There are 5 people who do NOT play games. There are 5 people to play BACKGAMMON and CHECKERS and CHESS. There are 3 people to play BACKGAMMON and CHECKERS. There are 2 people to play BACKGAMMON and CHESS. 1 person would play CHESS and CHECKERS.

Altogether there are 21 students to play BACKGAMMON or CHESS.

There are 24 students who would play CHECKERS or CHESS.

There are 26 students who would play CHECKERS or BACKGAMMON.

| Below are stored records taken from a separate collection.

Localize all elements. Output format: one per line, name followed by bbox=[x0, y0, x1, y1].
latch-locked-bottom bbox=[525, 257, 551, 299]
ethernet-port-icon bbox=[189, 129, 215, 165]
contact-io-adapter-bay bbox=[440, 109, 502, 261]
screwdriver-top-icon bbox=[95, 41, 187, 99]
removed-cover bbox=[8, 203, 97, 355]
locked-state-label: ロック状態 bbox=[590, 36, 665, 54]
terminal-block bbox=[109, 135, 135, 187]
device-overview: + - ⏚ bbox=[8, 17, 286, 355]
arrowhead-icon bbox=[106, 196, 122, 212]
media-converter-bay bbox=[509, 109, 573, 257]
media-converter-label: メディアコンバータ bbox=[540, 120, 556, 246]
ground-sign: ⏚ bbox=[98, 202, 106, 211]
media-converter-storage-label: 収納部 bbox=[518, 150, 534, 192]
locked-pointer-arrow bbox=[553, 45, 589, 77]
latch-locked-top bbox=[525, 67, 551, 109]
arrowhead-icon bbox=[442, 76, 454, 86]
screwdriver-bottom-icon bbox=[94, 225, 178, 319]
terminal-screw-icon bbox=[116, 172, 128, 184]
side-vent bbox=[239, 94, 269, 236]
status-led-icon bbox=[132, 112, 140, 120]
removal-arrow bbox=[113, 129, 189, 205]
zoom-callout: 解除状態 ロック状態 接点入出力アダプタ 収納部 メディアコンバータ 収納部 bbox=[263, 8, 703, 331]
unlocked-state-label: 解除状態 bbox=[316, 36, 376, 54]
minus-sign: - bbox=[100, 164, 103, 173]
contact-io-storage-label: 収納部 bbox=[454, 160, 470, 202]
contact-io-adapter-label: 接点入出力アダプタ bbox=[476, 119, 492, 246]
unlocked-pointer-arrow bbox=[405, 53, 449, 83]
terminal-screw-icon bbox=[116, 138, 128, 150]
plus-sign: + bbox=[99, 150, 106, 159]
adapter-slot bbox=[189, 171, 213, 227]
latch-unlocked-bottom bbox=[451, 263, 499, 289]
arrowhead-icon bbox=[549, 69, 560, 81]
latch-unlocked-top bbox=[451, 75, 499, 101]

Find how many only play BACKGAMMON? How many only play CHECKERS? How many only play CHESS? How many students were in the study hall?

Plan

Use a Venn Diagram to show the known students. Use guess and check to balance the numbers.

Solve

The Venn Diagram uses circles to show the numbers of students who participate in more than one game. The students who do not participate are outside the diagram. These are the numbers 1, 2, 3, 5 and 5 from the information above.

The numbers in the overlapping parts of the circle, 1+ 2 + 3 + 5 = 11, is the number of students who said they would play 2 or more games. Therefore, each 2 circles share 11 students.

From the data given, there are 21 students to play BACKGAMMON or CHESS. Since they share 11, that leaves 10 to be divided between BACKGAMMON and CHESS. There are 24 students who would play CHECKERS or CHESS, that leaves 13 to be divided between CHECKERS and CHESS. There are 26 students who would play CHECKERS or BACKGAMMON, that leaves 15 to be divided between CHECKERS and BACKGAMMON.

From the diagram, there are 6 students who only play backgammon, 9 who only play checkers and 4 who only play chess. Adding 11 (the ones who play more than one game) + 6 + 4 + 9 + 5(the ones who did not play any games) gives a total of 35 students in study hall.

Examine

The diagram and guess and check method gives a reasonable answer of 35 total students for a study hall. All of the conditions are met.